According to the FLACSO expert, there is no point in dismissing PISA exams for its alleged Eurocentric bias — a claim made by media pundits.
“The question we should be asking ourselves is this: why is the entire region underperforming their PISA targets?” the specialist said. “Since those exams evaluate skills more than contents, we might conclude that our teenagers are not only unable to understand a set of basic instructions, but also incapable of solving trivially simple problems.”
Sociologist Cecilia Veleda, a former education coordinator at the CIPPEC think-tank, stressed that there was also a shared responsibility between the federal and provincial governments in the results. In 1992, the schools’ administration and funding became a provincial responsibility, which further increased inequalities among provinces.
Veleda quoted studies showing that “education quality comes from teaching quality,” suggesting the national government’s proposal to evaluate teachers should be the next move on the agenda. She recently accepted an offer by Education Minister Esteban Bullrich to head the state-run National Institute of Teacher Training (INFD).
Bullrich, a long-time ally of President Mauricio Macri from his days as mayor of Buenos Aires City, has stirred controversy by proposing to tie teacher salaries to test scores — a move that was harshly criticized by teachers unions and some specialists.
“Grading teachers will not solve, by itself, the problems of quality in education,” Tiramonti said yesterday. “Evaluation could help us grasp where we stand, but after that we need to make up consistent public policies. Otherwise, we would just be threatening teachers.”
Widespread problem
in region
The systematically low standards of schools are a common problem for all countries in the region.

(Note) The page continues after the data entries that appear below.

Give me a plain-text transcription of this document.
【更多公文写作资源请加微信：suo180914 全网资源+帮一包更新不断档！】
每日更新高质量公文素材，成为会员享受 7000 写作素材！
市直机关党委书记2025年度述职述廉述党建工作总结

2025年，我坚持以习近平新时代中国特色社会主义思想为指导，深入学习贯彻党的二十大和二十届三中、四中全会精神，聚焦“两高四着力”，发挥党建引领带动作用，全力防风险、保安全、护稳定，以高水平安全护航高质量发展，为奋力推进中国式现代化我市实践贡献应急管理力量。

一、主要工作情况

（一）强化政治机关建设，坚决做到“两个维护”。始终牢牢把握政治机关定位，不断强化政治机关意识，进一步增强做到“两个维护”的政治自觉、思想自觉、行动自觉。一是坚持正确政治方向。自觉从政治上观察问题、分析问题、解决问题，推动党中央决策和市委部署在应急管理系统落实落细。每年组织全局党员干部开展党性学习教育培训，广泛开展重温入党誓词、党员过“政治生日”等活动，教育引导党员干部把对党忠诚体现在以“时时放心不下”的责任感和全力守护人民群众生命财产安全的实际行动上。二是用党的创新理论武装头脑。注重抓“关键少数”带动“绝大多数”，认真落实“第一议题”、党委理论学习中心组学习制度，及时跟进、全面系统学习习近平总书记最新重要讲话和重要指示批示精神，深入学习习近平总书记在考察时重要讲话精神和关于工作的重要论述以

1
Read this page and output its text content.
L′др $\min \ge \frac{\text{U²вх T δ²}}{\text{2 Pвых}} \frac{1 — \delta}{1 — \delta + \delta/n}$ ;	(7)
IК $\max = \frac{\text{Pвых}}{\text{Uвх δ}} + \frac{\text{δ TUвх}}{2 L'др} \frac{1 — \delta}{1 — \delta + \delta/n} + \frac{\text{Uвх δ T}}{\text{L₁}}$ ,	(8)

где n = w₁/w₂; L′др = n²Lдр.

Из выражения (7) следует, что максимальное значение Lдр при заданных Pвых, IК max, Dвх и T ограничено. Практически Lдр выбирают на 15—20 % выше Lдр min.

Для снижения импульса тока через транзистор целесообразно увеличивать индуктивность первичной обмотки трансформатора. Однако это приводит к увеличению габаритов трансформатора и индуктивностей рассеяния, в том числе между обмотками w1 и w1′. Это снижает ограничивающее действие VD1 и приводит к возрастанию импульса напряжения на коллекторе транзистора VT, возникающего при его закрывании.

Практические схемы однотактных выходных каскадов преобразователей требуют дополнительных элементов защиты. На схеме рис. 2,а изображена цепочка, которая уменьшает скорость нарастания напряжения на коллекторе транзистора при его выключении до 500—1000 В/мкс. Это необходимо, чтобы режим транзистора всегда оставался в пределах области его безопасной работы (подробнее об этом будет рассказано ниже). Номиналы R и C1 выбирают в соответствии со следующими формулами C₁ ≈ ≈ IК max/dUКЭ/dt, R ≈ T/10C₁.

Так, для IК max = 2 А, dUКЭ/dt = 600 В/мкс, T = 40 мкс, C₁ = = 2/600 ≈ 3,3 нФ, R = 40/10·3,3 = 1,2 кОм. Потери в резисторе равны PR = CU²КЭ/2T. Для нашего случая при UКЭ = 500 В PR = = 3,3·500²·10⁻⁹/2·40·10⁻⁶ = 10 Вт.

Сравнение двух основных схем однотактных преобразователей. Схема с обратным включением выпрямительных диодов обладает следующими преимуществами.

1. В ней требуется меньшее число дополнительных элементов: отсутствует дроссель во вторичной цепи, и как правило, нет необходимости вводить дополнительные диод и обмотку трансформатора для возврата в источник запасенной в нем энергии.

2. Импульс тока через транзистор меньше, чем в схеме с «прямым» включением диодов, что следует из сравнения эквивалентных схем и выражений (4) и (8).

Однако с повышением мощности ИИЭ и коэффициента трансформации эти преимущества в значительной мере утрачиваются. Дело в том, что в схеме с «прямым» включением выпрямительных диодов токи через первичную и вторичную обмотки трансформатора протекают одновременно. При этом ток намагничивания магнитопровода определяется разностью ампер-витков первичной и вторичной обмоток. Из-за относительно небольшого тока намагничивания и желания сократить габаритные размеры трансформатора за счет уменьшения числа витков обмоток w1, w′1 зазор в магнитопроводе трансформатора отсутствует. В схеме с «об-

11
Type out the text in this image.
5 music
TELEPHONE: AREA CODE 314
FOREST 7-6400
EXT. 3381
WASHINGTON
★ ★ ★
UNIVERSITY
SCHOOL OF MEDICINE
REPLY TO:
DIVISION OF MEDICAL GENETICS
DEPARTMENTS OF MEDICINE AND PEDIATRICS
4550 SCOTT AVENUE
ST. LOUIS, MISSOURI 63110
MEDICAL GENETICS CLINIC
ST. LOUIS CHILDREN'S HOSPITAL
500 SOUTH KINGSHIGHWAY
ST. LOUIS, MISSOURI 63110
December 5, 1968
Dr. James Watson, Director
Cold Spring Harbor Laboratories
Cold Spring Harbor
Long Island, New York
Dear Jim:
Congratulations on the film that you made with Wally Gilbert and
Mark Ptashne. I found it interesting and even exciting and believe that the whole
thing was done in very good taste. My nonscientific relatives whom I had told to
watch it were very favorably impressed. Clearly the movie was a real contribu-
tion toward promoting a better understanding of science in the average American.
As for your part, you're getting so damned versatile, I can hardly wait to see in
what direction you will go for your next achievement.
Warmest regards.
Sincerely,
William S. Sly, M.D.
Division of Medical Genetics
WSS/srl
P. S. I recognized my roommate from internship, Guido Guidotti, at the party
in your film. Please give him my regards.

Colombia, for instance, is slightly worse off than Argentina, with more than half of its students failing to reach an acceptable threshold of learning in reading (50.8 percent) and science (55 percent) and almost three out of four students (73.8 percent) underperforming in maths exams.
Brazil also showed similar results, but with a slightly better performance in maths (68.3 percent). The country joined the select group of nine countries that reduced their share of low performers in mathematics between 2003 and 2012.
Peru was, by far, the nation with the poorest scores in Latin America, with a stunning 60 percent of students falling below standard in reading and 68.5 percent “failing” their science exams — the worst in the world among the countries analyzed.
Uruguay and Chile showed moderately better results, but far from the OECD average that had 23 percent of students as low performers in mathematics, the report said.
The OECD was formed in 1960, when 18 European countries, plus the United States and Canada, moved to create an organization dedicated to economic development. It now has 34 member countries.
“When a large share of the population lacks basic skills, a country’s long-term economic growth is severely compromised,” Andreas Schleicher, OECD director of Education and Skills said yesterday.
To break the cycle of disengagement and low performance, countries can act on a number of recommendations, including “to identify low performers and design a tailored policy strategy, to reduce inequalities in access to early education” and to encourage the involvement of parents and local communities.
The report stressed that “countries as economically and culturally diverse as Brazil, Germany, Italy, Mexico, Poland, Portugal, Russia, Tunisia and Turkey reduced their share of low performers in mathematics between 2003 and 2012.” This led the OECD to conclude that “reducing the share of low performers is possible anywhere, given the right policies and the will to implement them.”
“Countries and economies where the majority of 15-year-old students performs below the baseline level of proficiency in one, two or all three subjects PISA assesses may want to consider comprehensive education reforms,” the report said.